Monday, May 12, 2014

On Beloved TV Shows and Endings and Memory

A funny thing happened recently.  In the space of two weeks, I realized that my certainty about the final episodes of two well-known TV series was in error.

Robert and I were talking about finales.  I maintained that in “The Wonder Years,” Kevin’s voice-over (Daniel Stern’s, actually) let us know that after high school, he and Winnie Cooper never saw each other again.
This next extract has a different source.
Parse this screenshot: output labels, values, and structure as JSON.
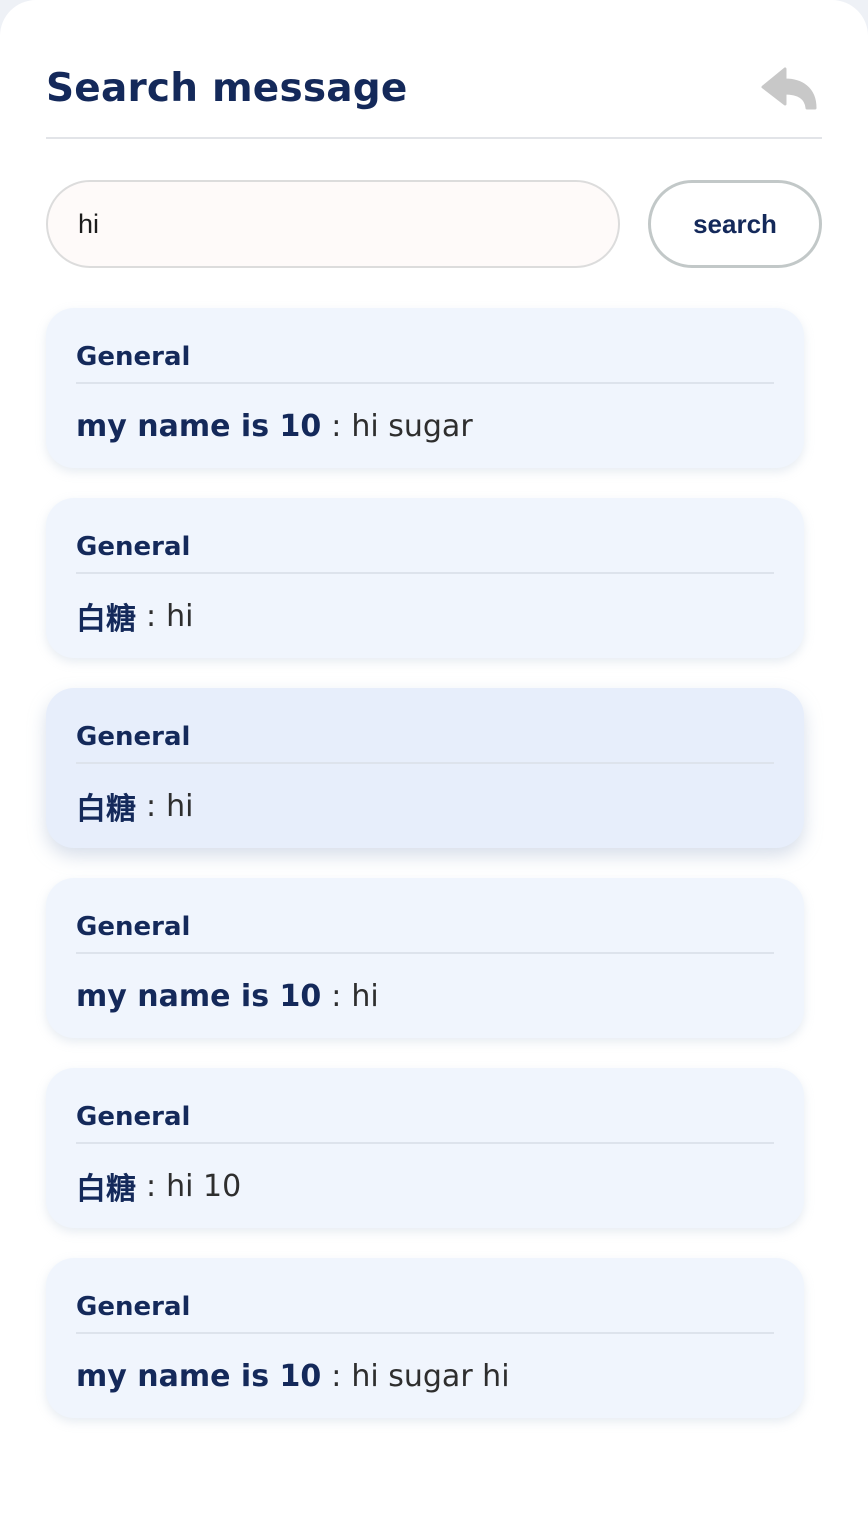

In fact, Kevin relates that he and Winnie wrote each other a letter a week for the next eight years.  And that when Winnie returns from Paris, where she has been studying art, Kevin meets her at the airport with his wife and eight-month-old son.  (This is all from Wikipedia, by the way.  It kind of rang a bell when I read it.)

Similarly, I was positive that Ross and Rachel didn’t end up together in the final episode of “Friends.”  Absolutely positive.

All this has me thinking about memory, which is much on my mind anyway, as my 94-year-old mother is succumbing to dementia.  And about stories, and about endings.

As writers, we pay a lot of attention to endings.  Some of us even start there.  (I don’t, but some of us do.)  If we are serious about our work, we go to great pains to craft an ending that makes logical sense and offers a satisfying conclusion to the story line without veering into sentimentality or “over-neatness.”  At the same time, we try to end things.  No leaving it up to the readers’ imaginations, a non-solution that in all but the rarest of instances smacks of creative cowardice.

I’m sure the writers of “The Wonder Years” and “Friends” spent a lot of time writing those endings.  But I made up my own anyway.

So what does this mean?  Are the endings over which writers pore unimportant?

Of course not.  Endings matter enormously.  But I look at my inclination to rewrite mentally the endings of beloved TV shows as indicative of 1) the fact that I tend toward the gloomy (notice that in both instances, I assumed the worst) and 2) the splendid “spells” the shows’ writers cast over the duration of both series’ runs.  Kevin and Winnie and Ross and Rachel lived in fully realized fictive worlds, so real to me that I felt I knew them as actual people.*  Re-imagining their stories’ conclusions speaks to the verisimilitude the writers created, itself the result of masterful writing (among other things).

(*Do other people talk about TV characters as though they are real people?  My best friend and I do it all the time.  Sometimes we will sheepishly acknowledge what we’re doing, just to reassure ourselves that we haven’t lost all touch with reality.  But then we keep on talking.)

My mother’s memory fades from week to week.  She no longer reliably remembers that she grew up in Cleveland, that she had a beloved brother who died young, that I was married to Brian, that I have a son and a daughter. 

When she was first diagnosed, I kept trying to remind her of things she forgot or swore she never knew at all.  Gradually, I have learned not to do this unless she asks me to. 

In forgetting almost everything, she is rewriting her own ending.

At this point, I think it is more painful for me than it is for her.

I think I need to stop forcing her to stick to the script.